The assertion that women are somehow incompetent to use a firearm or that the gun will be used against them is not supported by existing data. There are between 15 million and 20 million women who own firearms in the U.S. According to nationally-acclaimed criminologist and ACLU member Gary Kleck, firearms are used in self-defense 2.5 million times a year, and in 48 percent of those incidents, the defenders are women. He also found in an analysis of data from the Department of Justice (1979-1985 National Crime Survey data) that victims who defended themselves with a gun had the least chance of being injured. Doing nothing or physical resistance other than with a gun had higher probabilities of injury.

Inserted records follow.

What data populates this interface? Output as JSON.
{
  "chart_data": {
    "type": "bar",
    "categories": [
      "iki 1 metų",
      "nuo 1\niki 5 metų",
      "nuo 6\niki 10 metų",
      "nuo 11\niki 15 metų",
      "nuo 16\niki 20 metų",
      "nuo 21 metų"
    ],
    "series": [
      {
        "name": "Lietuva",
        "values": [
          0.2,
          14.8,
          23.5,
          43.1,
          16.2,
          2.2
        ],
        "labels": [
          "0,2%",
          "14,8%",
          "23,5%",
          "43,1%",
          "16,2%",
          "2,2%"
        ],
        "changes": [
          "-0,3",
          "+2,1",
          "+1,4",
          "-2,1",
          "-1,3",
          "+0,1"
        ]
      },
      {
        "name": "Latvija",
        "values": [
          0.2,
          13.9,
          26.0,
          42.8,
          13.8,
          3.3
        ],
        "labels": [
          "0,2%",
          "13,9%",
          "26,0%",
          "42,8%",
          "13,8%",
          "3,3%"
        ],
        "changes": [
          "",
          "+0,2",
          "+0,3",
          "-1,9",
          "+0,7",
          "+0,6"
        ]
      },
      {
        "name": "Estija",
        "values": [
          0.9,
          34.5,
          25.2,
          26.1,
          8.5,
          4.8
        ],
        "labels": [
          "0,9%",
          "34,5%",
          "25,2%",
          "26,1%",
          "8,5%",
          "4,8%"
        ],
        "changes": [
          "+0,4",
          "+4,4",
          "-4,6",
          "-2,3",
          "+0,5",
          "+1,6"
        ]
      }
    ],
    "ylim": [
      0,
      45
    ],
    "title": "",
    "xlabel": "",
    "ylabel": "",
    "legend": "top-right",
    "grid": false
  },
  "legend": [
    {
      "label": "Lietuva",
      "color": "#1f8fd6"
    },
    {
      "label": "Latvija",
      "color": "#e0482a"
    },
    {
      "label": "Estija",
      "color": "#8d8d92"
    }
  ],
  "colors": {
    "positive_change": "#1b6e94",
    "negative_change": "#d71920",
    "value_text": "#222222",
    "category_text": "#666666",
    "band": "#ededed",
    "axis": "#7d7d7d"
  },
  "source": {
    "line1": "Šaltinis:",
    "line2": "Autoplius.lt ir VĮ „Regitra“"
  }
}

You don't have to "worship" a gun to understand that it is a powerful deterrent to an attack. That's why the police carry guns, not restraining orders. And while the oft-quoted statistic that guns are more likely to be found in the home of domestic violence victims than other homes may be true, it's ridiculous to conclude that the gun caused the crime. Since needles for insulin injection are often found in the home of diabetics, should we conclude that needles are a cause of diabetes?
J.E. Stone Parker

Pick up the phone
Bob Geary seemed almost proud that he felt he did not need to call David Price, Bob Etheridge and Brad Miller before condemning their votes against the DeLauro amendment (Citizen, July 6).

Unlike Geary, I suspected there might be more to the story. So I contacted Rep. Price's office and learned that the amendment would forbid the United States from doing business with any company chartered in Bermuda, Barbados, the Cayman Islands, Antigua or Panama. The amendment made no distinction between companies that had originally been based in the U.S. and those that were never U.S.-based. Does that sound like sensible, fair public policy?

Geary said, "...while I don't have time to call our members' offices, why should I?" Hmmm....

While I'm writing, I also would like to add a note to the Indy's June 29 story on the Durham Farmers' Market ("Durham Farmers' Market to break ground"). Rep. Price in 2004 secured a $100,000 Economic Development Initiative grant to help build the market. This was the market's first large funding commitment.
Davis Beck

An article last week about the Durham Bulls Youth Athletic League ("Home Field Advantage," July 20) incorrectly referred to Durham Police Department street worker James Blackburn as an officer. He is not a sworn officer.